Lebih lanjut, Anton meminta, pemerintah untuk segera melakukan perbaikan kebijakan secara sistemik dan terpadu mulai dari pencegahan, pengendalian, hingga perlindungan korban. Menurut Anton, perbaikan tersebut perlu dilakukan guna mencegah kembali terulangnya kasus serupa.
“Untuk pencegahan, bisa dimulai dengan melakukan sosialisasi kepada masyarakat terkait tata cara bekerja di luar negeri dengan jalur legal,” ungkap Anton.
Anton mendesak, adanya koordinasi lintas sektor antara Kemenaker, Kementerian Perlindungan Pekerja Migran Indoneisa (KP2MI), Pemerintahan Daerah, Kementerian Imigrasi dan Pemasyaratakan serta Kementerian Luar Negeri (Kemlu) guna mencegah kasus TPPO.
“Perlu diintesifkan di seluruh wilayah mengenai tata cara pekerja di luar negeri seperti lembaga resmi yang terdaftar di KP2MI, transparansi kontrak kerja, biaya, dan hak-hak yang diterima,” beber Anton.
Tak hanya itu, Ketua DPD Partai Demokrat Jawa Barat ini menerangkan, pentingnya pemerintah memperkuat pengendalian. Pemerintah, lanjut Anton, perlu memperkuat fungsi perwakilan di negara-negara yang rawan TPPO seperti Thailand, Kamboja dan Vietnam.
“KBRI di negara-negara banyak kasus TPPO, perlu mengembangkan sistem pelaporan online terpadu, hotline darurat, dan mekanisme pelaporan darurat. Sehingga masyarakat yang merasa tertipu dan ingin keluat dari jeratan TPPO bisa lapor dan mencari perlindungan darurat,” jelas Anton.
Selain itu, kata Anton, Pemerintah juga perlu meningkatkan kerjasama bilateral dengan Thailand, Vietnam dan Kamboja. Kerjasama multilateral melalui ASEAN juga harus dimaksimalkan.
“ASEAN sudah memiliki ASEAN Convention Against Trafficking in Persons (ACTIP) dan Komitmen Bali Process yang dilakukan melalui pertukaran intelijen, atase Imigrasi lintas negara, dan rencana aksi regional operasional,” imbuh dia.
Anton berharap, pemerintah juga dapat belajar dari Filipina untuk mencegah kembali terulangnya kasus TPPO yang menimpa anak bangsa. Anton mengingatkan, Filipina mempunyai komitmen kuat dalam menangani perdagangan orang.
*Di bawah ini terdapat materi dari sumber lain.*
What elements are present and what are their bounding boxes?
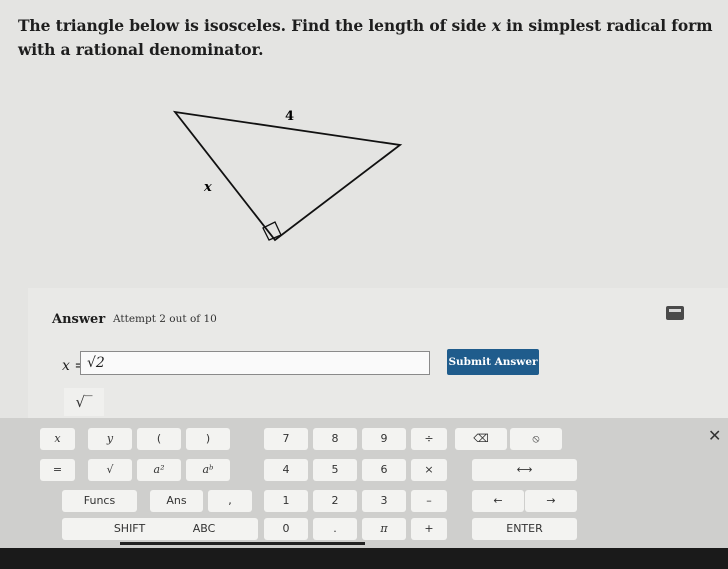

“Filipina punya komitmen kuat dalam menangani perdagangan orang. Mereka membentuk Inter-Agency Council Against Trafficking (IACAT), kedudukannya sanbat kuat dan berada dibawah Kementrian Kehakiman, dia bisa mengkoordinasikan institusi yang melakukan pencegahan, penindakan, dan perlindungan korban human trafficking,” kata Anton.
“Mereka juga punya UU Anti-Trafficking dan diterapkan dengan sangat ketat. Kita punya UU Nomor 21 Tahun 2007 tetnang Pemberantasan TPPO tetapi implementasinya belum seefektif di Filipina,” tambah Anton.
Anton tak menampik, kesulitan terbesar dalam menangani dan mencegah kasus TPPO lantaran pelaku dan korban kerap kali menggunakan jalur wisata . Oleh karena itu, tegas Anton, sistem deteksi dini perlu ditingkatkan di pelabuhan dan bandara internasional.
“Karena Saya percaya bahwa dengan koordinasi lintas sektoral, sistem deteksi dini dan kerjasama regional yang diperkuat, maka kasus TPPO akan bisa diminimalisasir,” pungkasnya.